Finalizamos nuestro recorrido por las claves seriéfilas de esta década. Para ello, vamos a hablar de tres subgéneros que han pisado fuerte en estos diez años: el mockumentary, el dramedy y la sit com. ¿Se os ocurre alguna otra clave que hayamos olvidado? ¡Cualquier sugerencia será bienvenida?
La hibridación de géneros (I): el mockumentary
Mezcla satírica de comedia y documental, el mockumentary se aprovecha de los movimientos de cámara y estética de este último género para construir relatos divertidos sobre la vida de los trabajadores de una oficina o acerca del día a día de tres familias de un apacible barrio estadounidense. Así, de The Office (ahora hablamos de la versión original, la de la BBC) a Modern Family han pasado series tan reseñables como Flight of the Conchords o Curb Your Enthusiasm. Básicamente es una cámara que, con visos de objetividad, persigue a unos personajes o busca sus declaraciones sobre lo que acabamos de ver. Y ojo, que nos miran a nosotros, el público, a través de la cámara. Parece que el mockumentary dará todavía mucha guerra -¿a quién se le hubiese ocurrido la disparatada idea de seguir a dos músicos en ciernes como los de Flight of the Conchords?-. Atentos a la próxima década.
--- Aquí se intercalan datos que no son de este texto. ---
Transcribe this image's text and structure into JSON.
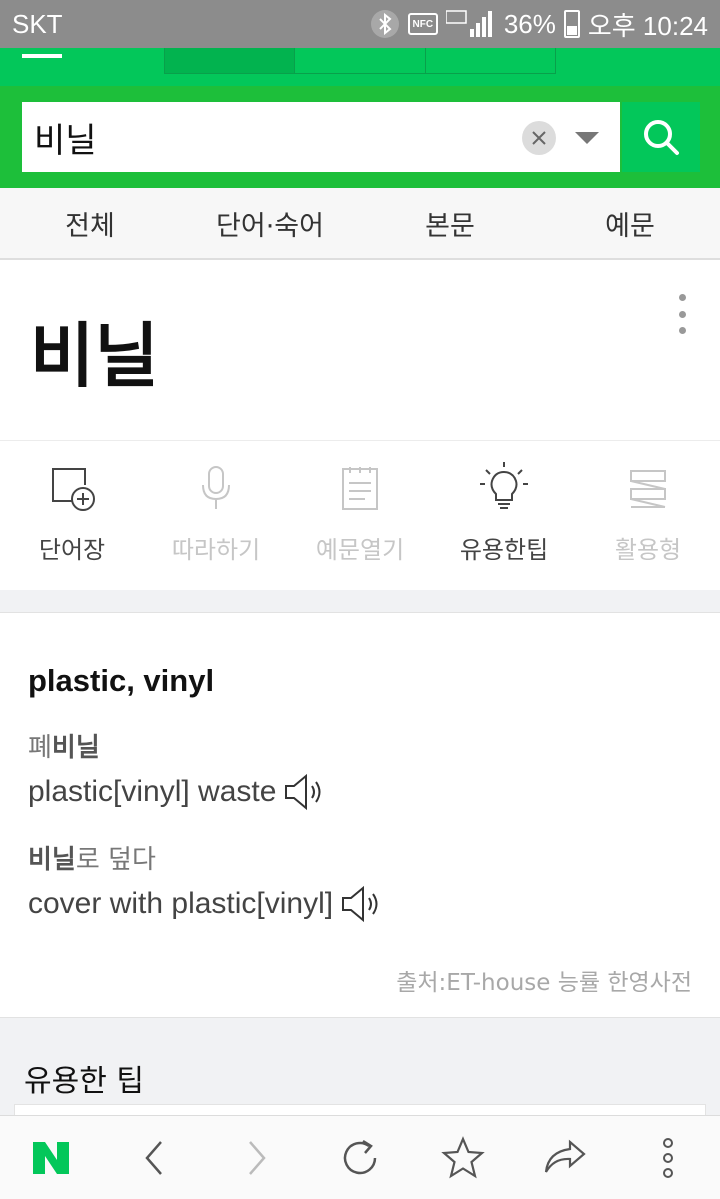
{
  "status_bar": {
    "carrier": "SKT",
    "nfc_label": "NFC",
    "battery": "36%",
    "time": "오후 10:24"
  },
  "search": {
    "query": "비닐"
  },
  "filter_tabs": [
    "전체",
    "단어·숙어",
    "본문",
    "예문"
  ],
  "entry": {
    "title": "비닐",
    "actions": [
      {
        "label": "단어장",
        "icon": "add-to-wordbook-icon",
        "enabled": true
      },
      {
        "label": "따라하기",
        "icon": "microphone-icon",
        "enabled": false
      },
      {
        "label": "예문열기",
        "icon": "document-icon",
        "enabled": false
      },
      {
        "label": "유용한팁",
        "icon": "lightbulb-icon",
        "enabled": true
      },
      {
        "label": "활용형",
        "icon": "layers-icon",
        "enabled": false
      }
    ]
  },
  "meaning": {
    "definition": "plastic, vinyl",
    "examples": [
      {
        "ko_pre": "폐",
        "ko_bold": "비닐",
        "ko_post": "",
        "en": "plastic[vinyl] waste"
      },
      {
        "ko_pre": "",
        "ko_bold": "비닐",
        "ko_post": "로 덮다",
        "en": "cover with plastic[vinyl]"
      }
    ],
    "source": "출처:ET-house 능률 한영사전"
  },
  "tips": {
    "title": "유용한 팁"
  },
  "bottom_nav": {
    "logo": "N",
    "items": [
      "naver-logo",
      "back-icon",
      "forward-icon",
      "refresh-icon",
      "star-icon",
      "share-icon",
      "more-vertical-icon"
    ]
  },
  "colors": {
    "brand_green": "#03c75a",
    "header_green": "#1dbf3a",
    "disabled_gray": "#c6c6c6"
  }
}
La hibridación de géneros (II): el dramedy o dramedia
Catalogar una serie bajo el paraguas de dramedy o dramedia es ponerla en un cajón de sastre donde, en un principio, parece que todo cabe. El dramedia une comedia y drama a partes iguales, de forma que un capítulo, en cuarenta minutos, nos puede emocionar y hacer reír a la vez, como puede suceder en Desperate Housewives, una serie prototipo de dramedia. Y argumentos a priori tan hilarantes como el de Breaking Bad –un profesor de química que empieza traficar con droga para que a sus hijos no les falte dinero cuando él muera de un cáncer terminal- puede que no lo sean tanto. La complejidad del dramedia está en saber provocar la carcajada y el llanto a partes iguales. Quizá pronto los Emmy tengan que crear una nueva categoría para estas series, porque es difícil comprender que dramedias como Weeds compitan con cúmulos de carcajadas como 30 Rock o How I Met Your Mother. Adaptarse a los tiempos, que le dicen.
La sit com, a examen
Cuando Friends terminó a mediados de esta década, quedó un terreno yermo en esas comedias ambientadas en espacios cerrados, de unos veinte minutos y con pocos decorados. ¿Quién sustituiría a los seis chicos protagonistas que tanto habían significado para medio planeta? ¿Volvería a ser la sit com lo que fue con ellos?
La respuesta es sí. Con el tiempo podemos concluir que How I Met Your Mother y The Big Bang Theory han cubierto ese espacio dejado con Friends de modo aceptable. La primera renovó el género hace ya cinco años, con unos guiones inteligentes en los que muchas veces maravillan más los recursos narrativos utilizados (falsos futuros, vueltas al pasado, desarrollo de pensamientos de los personajes…) que las propias historias o personajes: recuerden que llevamos ya casi 100 capítulo y todavía no conocemos a la madre de los hijos de Ted, aunque parece que poco nos importa. Mientras tanto, TBBT va por su tercera temporada haciendo gala de un nuevo tipo de humor, el geek o ‘cerebrito’, donde la ciencia nunca fue más hilarante. Y tampoco podemos olvidar productos que se han asentado en la televisión estadounidense con aceptación del público y de la crítica, como Two and a Half Men.